Burti will have to get use to a new teammate and it will be interesting to see how he gets on with F1 veteran Jean Alesi. The Frenchman has already spoken out about the rule changes. He said: ''I can't say I'm for it. We're meant to be the best drivers in the world, but this ''aid'' will only be a performance leveller. Traction control on standard cars for your regular Tom, Dick or Harry - Ok. But in F1, no. It's stupid and besmirches F1's reputation a bit.''

Sauber this weekend go to Barcelona like all the other teams ready to use their traction control system for the first time (legally at least!). At last weeks tests in Mugello the Swiss outfit was along way of the times set by Ferrari - some one second adrift - and while that may not sound like much in F1 terms it is a life time. Lets just hope this wasn't a true reflection of the teams pace.

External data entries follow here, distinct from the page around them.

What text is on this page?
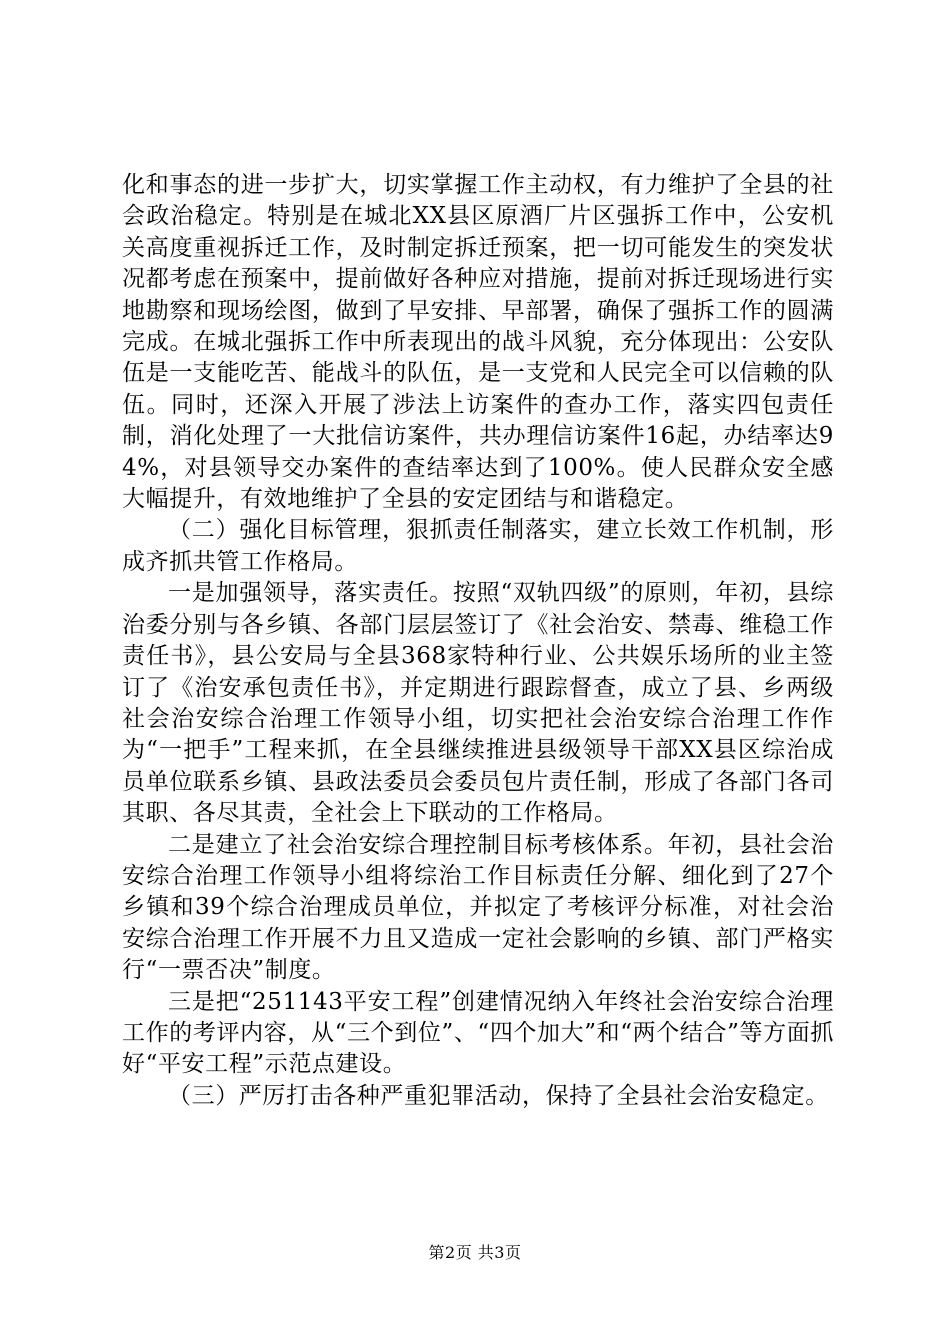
化和事态的进一步扩大，切实掌握工作主动权，有力维护了全县的社会政治稳定。特别是在城北XX县区原酒厂片区强拆工作中，公安机关高度重视拆迁工作，及时制定拆迁预案，把一切可能发生的突发状况都考虑在预案中，提前做好各种应对措施，提前对拆迁现场进行实地勘察和现场绘图，做到了早安排、早部署，确保了强拆工作的圆满完成。在城北强拆工作中所表现出的战斗风貌，充分体现出：公安队伍是一支能吃苦、能战斗的队伍，是一支党和人民完全可以信赖的队伍。同时，还深入开展了涉法上访案件的查办工作，落实四包责任制，消化处理了一大批信访案件，共办理信访案件16起，办结率达94%，对县领导交办案件的查结率达到了100%。使人民群众安全感大幅提升，有效地维护了全县的安定团结与和谐稳定。

（二）强化目标管理，狠抓责任制落实，建立长效工作机制，形成齐抓共管工作格局。

一是加强领导，落实责任。按照“双轨四级”的原则，年初，县综治委分别与各乡镇、各部门层层签订了《社会治安、禁毒、维稳工作责任书》，县公安局与全县368家特种行业、公共娱乐场所的业主签订了《治安承包责任书》，并定期进行跟踪督查，成立了县、乡两级社会治安综合治理工作领导小组，切实把社会治安综合治理工作作为“一把手”工程来抓，在全县继续推进县级领导干部XX县区综治成员单位联系乡镇、县政法委员会委员包片责任制，形成了各部门各司其职、各尽其责，全社会上下联动的工作格局。

二是建立了社会治安综合理控制目标考核体系。年初，县社会治安综合治理工作领导小组将综治工作目标责任分解、细化到了27个乡镇和39个综合治理成员单位，并拟定了考核评分标准，对社会治安综合治理工作开展不力且又造成一定社会影响的乡镇、部门严格实行“一票否决”制度。

三是把“251143平安工程”创建情况纳入年终社会治安综合治理工作的考评内容，从“三个到位”、“四个加大”和“两个结合”等方面抓好“平安工程”示范点建设。

（三）严厉打击各种严重犯罪活动，保持了全县社会治安稳定。

第2页 共3页
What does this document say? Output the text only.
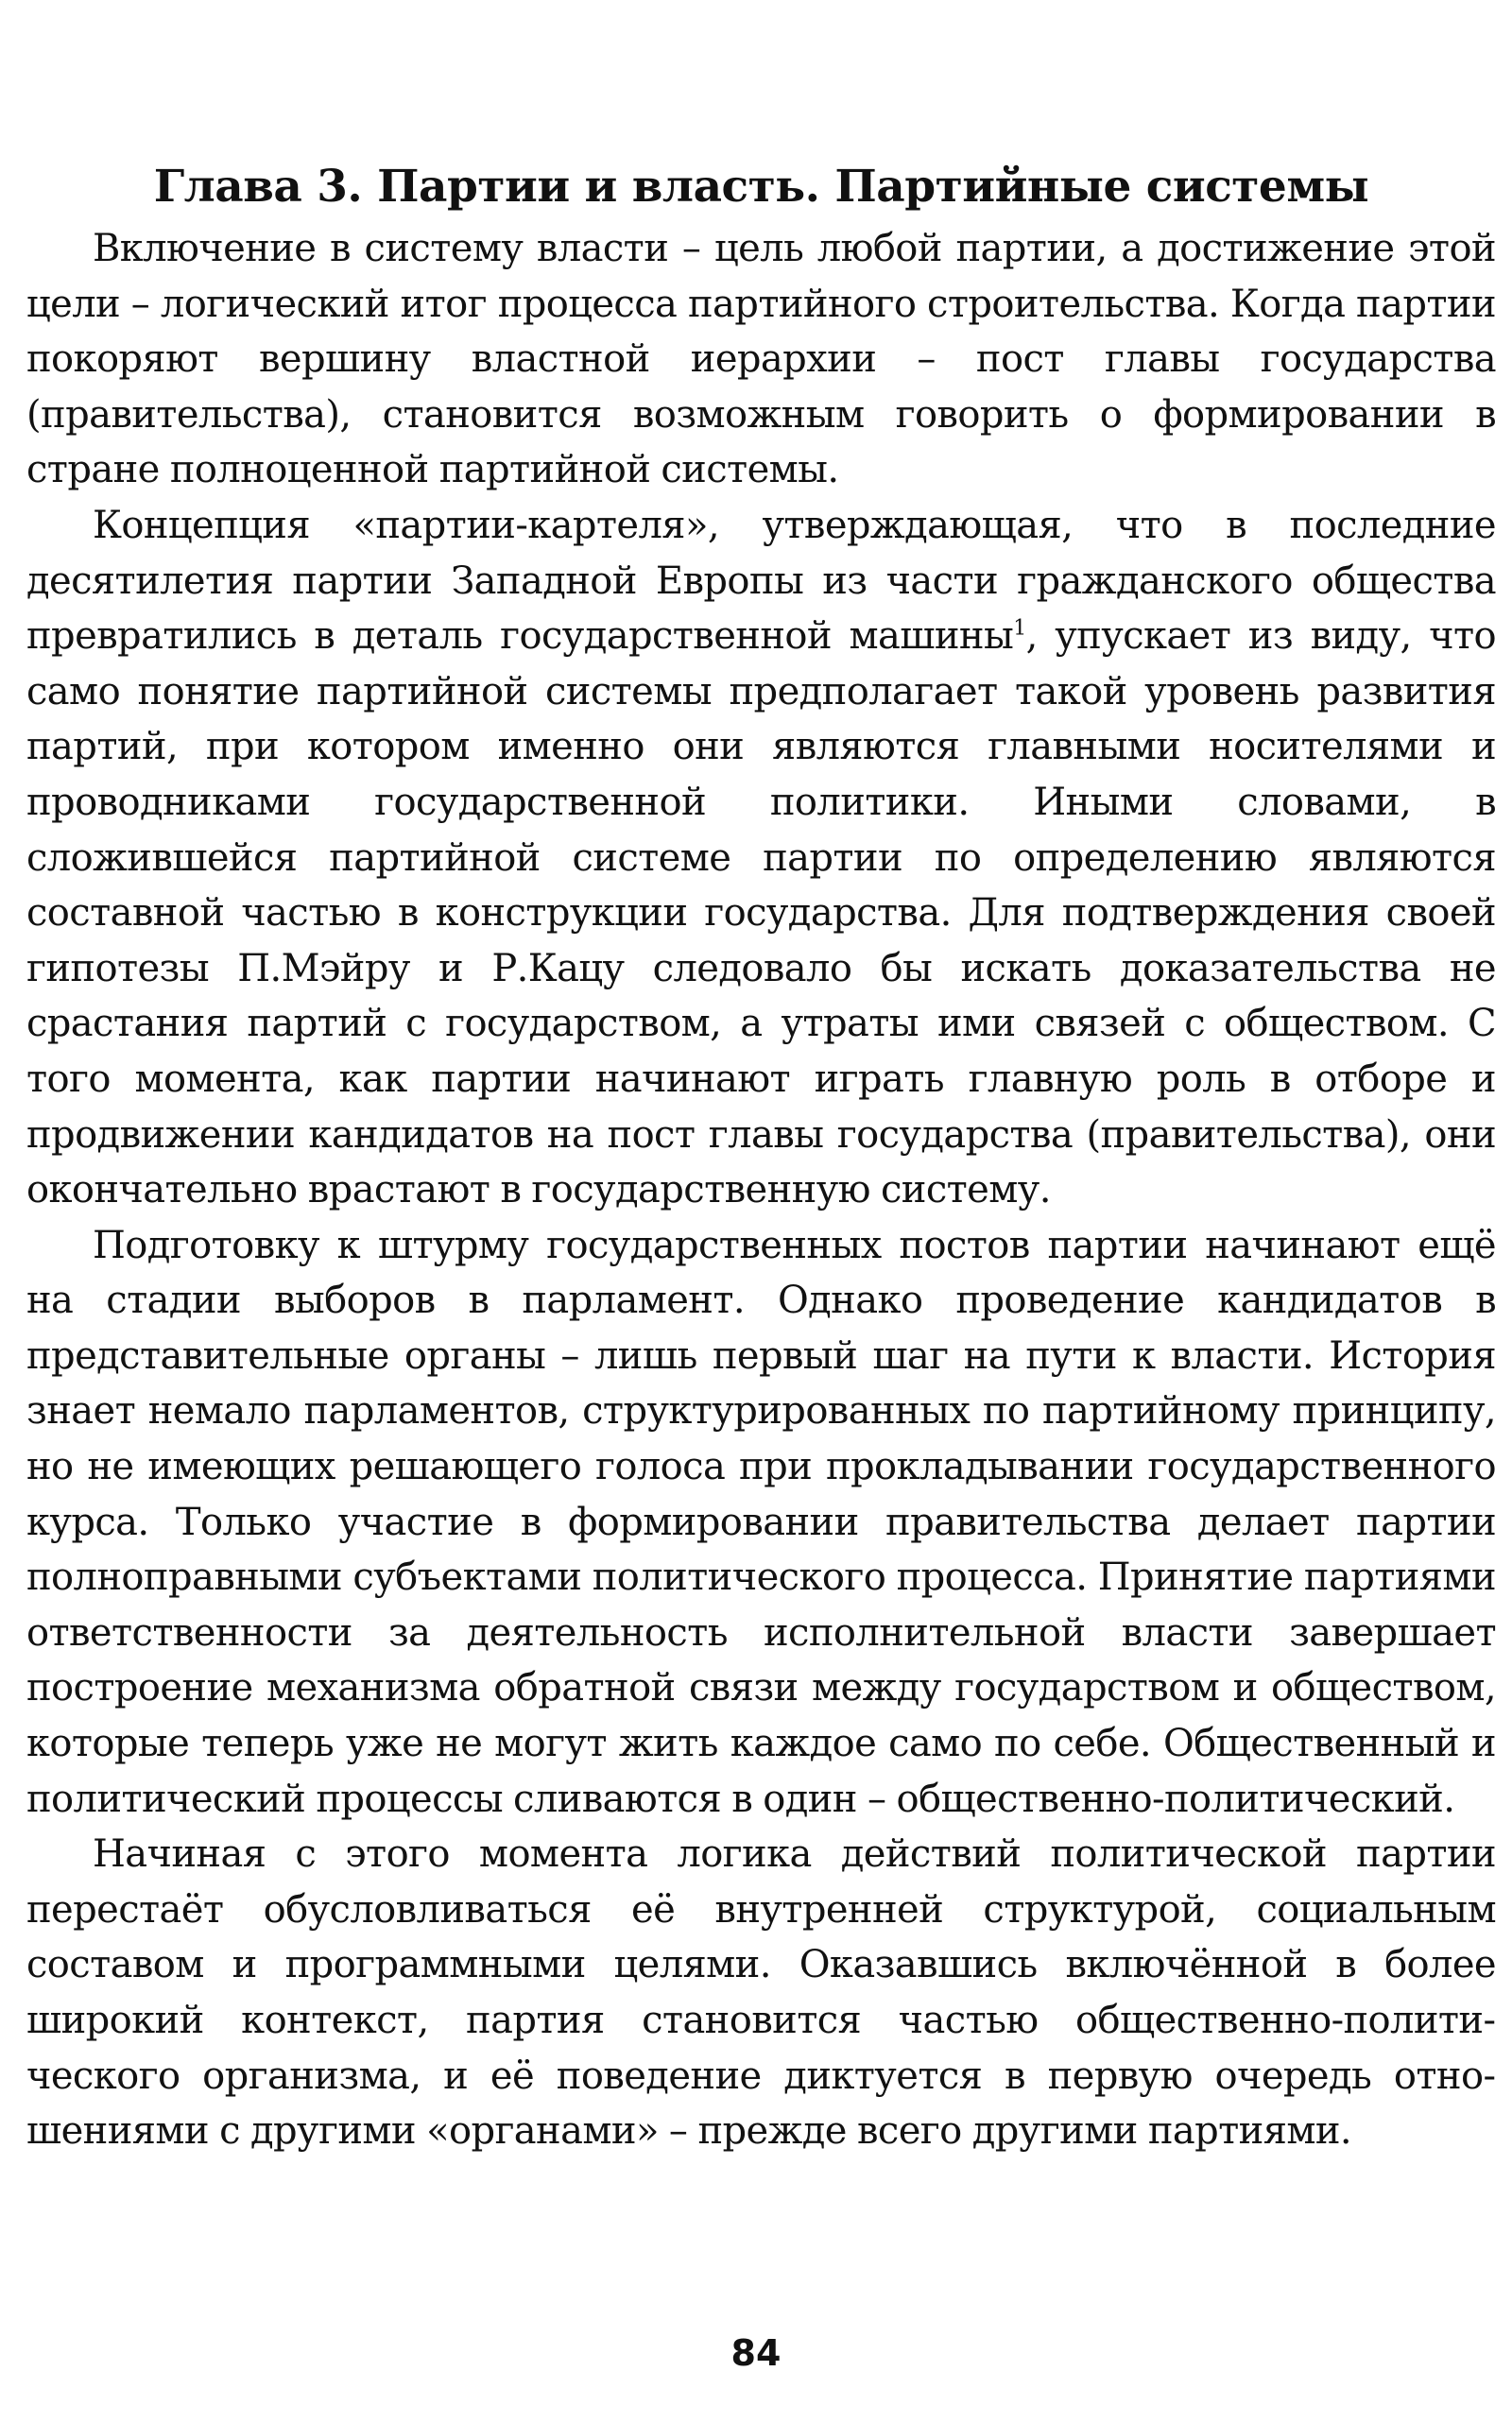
Глава 3. Партии и власть. Партийные системы

Включение в систему власти – цель любой партии, а достижение этой цели – логический итог процесса партийного строительства. Когда партии покоряют вершину властной иерархии – пост главы государства (правительства), становится возможным говорить о формировании в стране полноценной партийной системы.

Концепция «партии-картеля», утверждающая, что в последние десятилетия партии Западной Европы из части гражданского общества превратились в деталь государственной машины$^1$, упускает из виду, что само понятие партийной системы предполагает такой уровень развития партий, при котором именно они являются главными носителями и проводниками государственной политики. Иными словами, в сложившейся партийной системе партии по определению являются составной частью в конструкции государства. Для подтверждения своей гипотезы П.Мэйру и Р.Кацу следовало бы искать доказательства не срастания партий с государством, а утраты ими связей с обществом. С того момента, как партии начинают играть главную роль в отборе и продвижении кандидатов на пост главы государства (правительства), они окончательно врастают в государственную систему.

Подготовку к штурму государственных постов партии начинают ещё на стадии выборов в парламент. Однако проведение кандидатов в представительные органы – лишь первый шаг на пути к власти. История знает немало парламентов, структурированных по партийному принципу, но не имеющих решающего голоса при прокладывании государственного курса. Только участие в формировании правительства делает партии полноправными субъектами политического процесса. Принятие партиями ответственности за деятельность исполнительной власти завершает построение механизма обратной связи между государством и обществом, которые теперь уже не могут жить каждое само по себе. Общественный и политический процессы сливаются в один – общественно-политический.

Начиная с этого момента логика действий политической партии перестаёт обусловливаться её внутренней структурой, социальным составом и программными целями. Оказавшись включённой в более широкий контекст, партия становится частью общественно-политического организма, и её поведение диктуется в первую очередь отношениями с другими «органами» – прежде всего другими партиями.

84
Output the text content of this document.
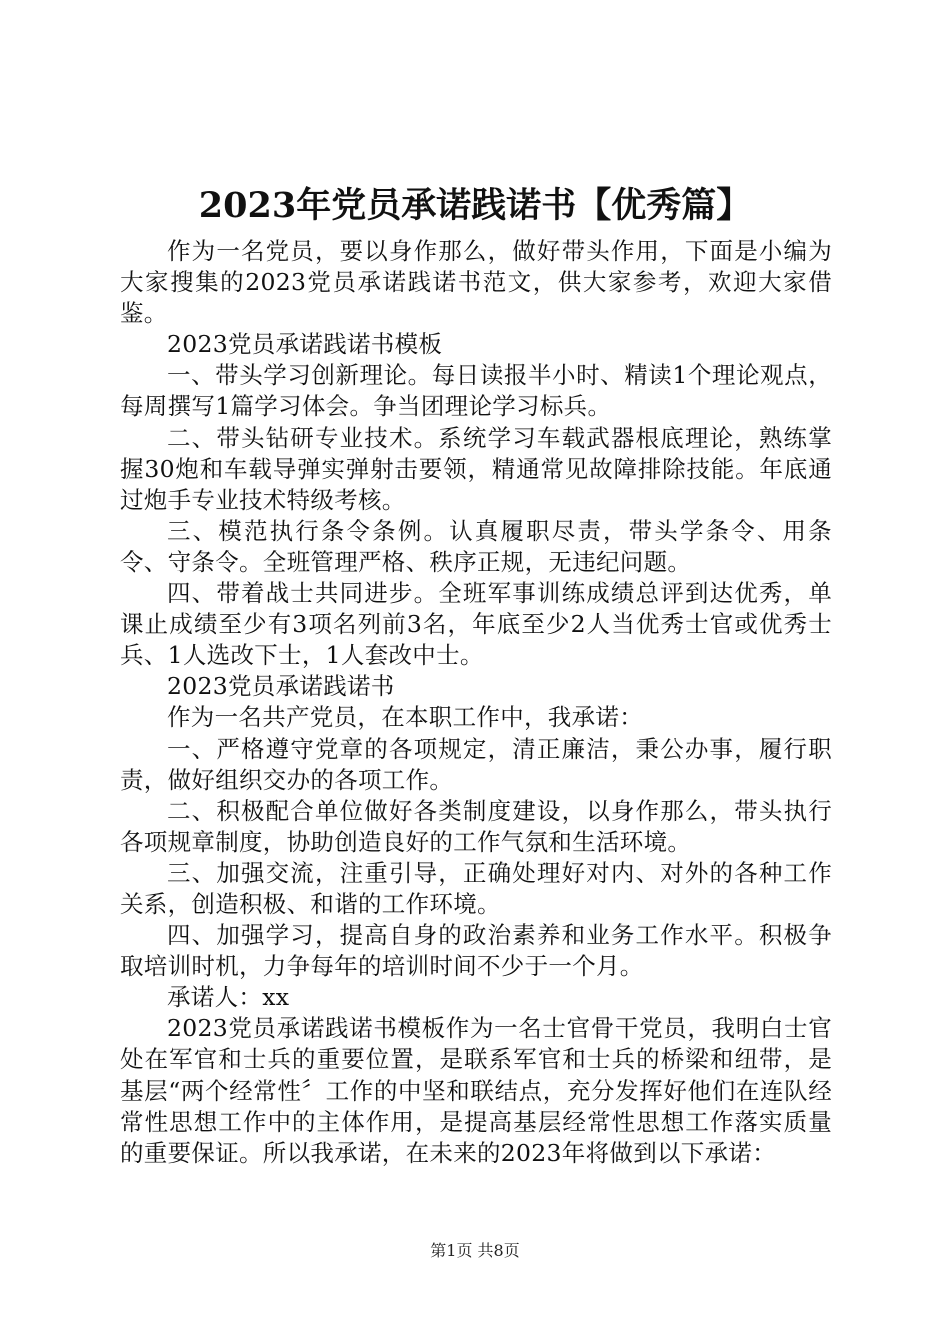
2023年党员承诺践诺书【优秀篇】

作为一名党员，要以身作那么，做好带头作用，下面是小编为大家搜集的2023党员承诺践诺书范文，供大家参考，欢迎大家借鉴。

2023党员承诺践诺书模板

一、带头学习创新理论。每日读报半小时、精读1个理论观点，每周撰写1篇学习体会。争当团理论学习标兵。

二、带头钻研专业技术。系统学习车载武器根底理论，熟练掌握30炮和车载导弹实弹射击要领，精通常见故障排除技能。年底通过炮手专业技术特级考核。

三、模范执行条令条例。认真履职尽责，带头学条令、用条令、守条令。全班管理严格、秩序正规，无违纪问题。

四、带着战士共同进步。全班军事训练成绩总评到达优秀，单课止成绩至少有3项名列前3名，年底至少2人当优秀士官或优秀士兵、1人选改下士，1人套改中士。

2023党员承诺践诺书

作为一名共产党员，在本职工作中，我承诺：

一、严格遵守党章的各项规定，清正廉洁，秉公办事，履行职责，做好组织交办的各项工作。

二、积极配合单位做好各类制度建设，以身作那么，带头执行各项规章制度，协助创造良好的工作气氛和生活环境。

三、加强交流，注重引导，正确处理好对内、对外的各种工作关系，创造积极、和谐的工作环境。

四、加强学习，提高自身的政治素养和业务工作水平。积极争取培训时机，力争每年的培训时间不少于一个月。

承诺人：xx

2023党员承诺践诺书模板作为一名士官骨干党员，我明白士官处在军官和士兵的重要位置，是联系军官和士兵的桥梁和纽带，是基层“两个经常性〞工作的中坚和联结点，充分发挥好他们在连队经常性思想工作中的主体作用，是提高基层经常性思想工作落实质量的重要保证。所以我承诺，在未来的2023年将做到以下承诺：

第1页 共8页
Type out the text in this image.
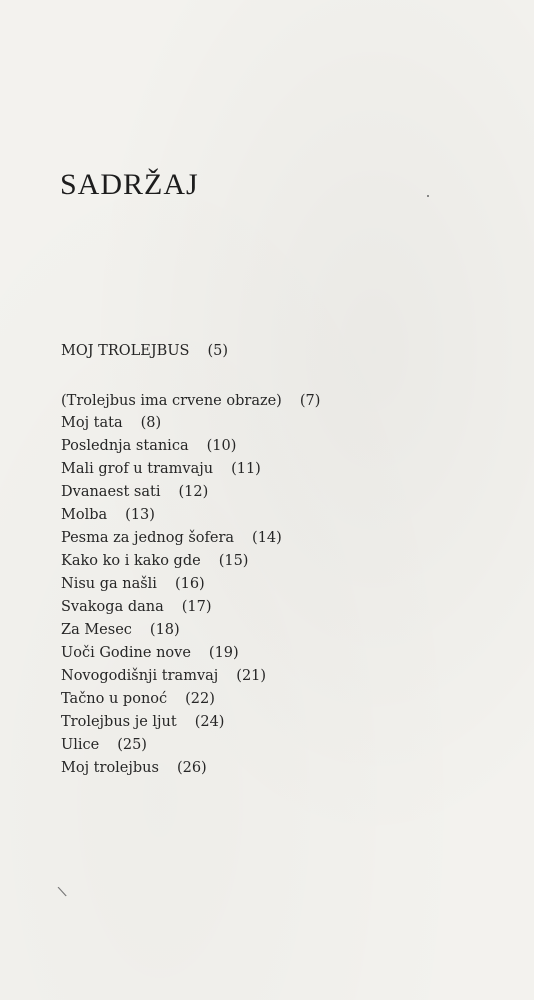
SADRŽAJ
MOJ TROLEJBUS (5)
(Trolejbus ima crvene obraze) (7)
Moj tata (8)
Poslednja stanica (10)
Mali grof u tramvaju (11)
Dvanaest sati (12)
Molba (13)
Pesma za jednog šofera (14)
Kako ko i kako gde (15)
Nisu ga našli (16)
Svakoga dana (17)
Za Mesec (18)
Uoči Godine nove (19)
Novogodišnji tramvaj (21)
Tačno u ponoć (22)
Trolejbus je ljut (24)
Ulice (25)
Moj trolejbus (26)
\
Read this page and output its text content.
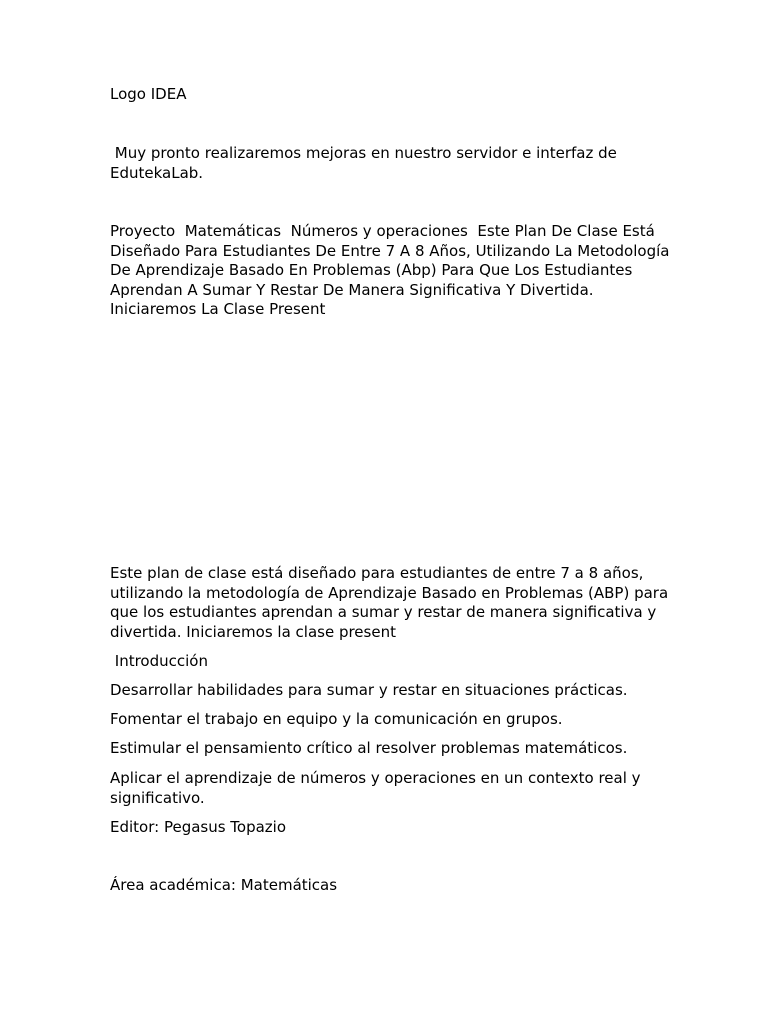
Logo IDEA

Muy pronto realizaremos mejoras en nuestro servidor e interfaz de EdutekaLab.

Proyecto  Matemáticas  Números y operaciones  Este Plan De Clase Está Diseñado Para Estudiantes De Entre 7 A 8 Años, Utilizando La Metodología De Aprendizaje Basado En Problemas (Abp) Para Que Los Estudiantes Aprendan A Sumar Y Restar De Manera Significativa Y Divertida. Iniciaremos La Clase Present

Este plan de clase está diseñado para estudiantes de entre 7 a 8 años, utilizando la metodología de Aprendizaje Basado en Problemas (ABP) para que los estudiantes aprendan a sumar y restar de manera significativa y divertida. Iniciaremos la clase present

Introducción

Desarrollar habilidades para sumar y restar en situaciones prácticas.

Fomentar el trabajo en equipo y la comunicación en grupos.

Estimular el pensamiento crítico al resolver problemas matemáticos.

Aplicar el aprendizaje de números y operaciones en un contexto real y significativo.

Editor: Pegasus Topazio

Área académica: Matemáticas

After testing on Thursday last week Kimi Raikkonen said: ''The poor weather today at least gave me a chance to try the traction control in dry and wet conditions. My first feeling is that it - TC - should improve the lap time of the car if it is correctly implemented, but that takes time to get fully used to.''

Sauber's Technical Director Willi Rampf added after completing the test: ''On this last of our programme we focused on further work on our traction control system, as well as tyre evaluation specifically for the Barcelona F1 Grand Prix and set-up of the chassis. We were also able to try our new power-steering system, which will be important for the forthcoming races of the F1 season. We were able to get some dry road running before it began to rain this afternoon.''

What of all the others? At Arrows the team tested solely at Vairano last week and while they may have made some improvements don't expect any big steps forward. Jos Verstappen and Enrique Bernoldi go to Barcelona with there eyes firmly placed on the sky - the hope of rain the only real factor that might see them finish in the points.

Bernoldi who has actually raced here before said he enjoys the challenges of the track. He added: ''For me this is a very good circuit. There is a good mixture of corners and lots of fast ones which I like. The return of traction control may bring the teams tighter together but all will be revealed at the weekend.''

As for Benetton and Minardi (yes - Benetton now have fallen this far) they both look to be in for a pretty normal weekend in that they will qualifying at the back of the field and look set to struggle in the race finishing - if they finish - two-three laps behind those at the front. Not exactly an exciting prospect for Jenson Button, Giancarlo Fisichella or Tarso Marques and Fernando Alonso but at least the latter two knew this was what to expect. Poor Button and Fisichella must be pulling their hair out.

So all in all we can look forward to another great Grand Prix this weekend with Ferrari, McLaren and Williams battling it out for the fifth win of the season. Of the rest expect Jordan, BAR and Sauber to contend for any points if any of the top three teams fall by the wayside and expect the rest to go around and pick up any remaining scraps.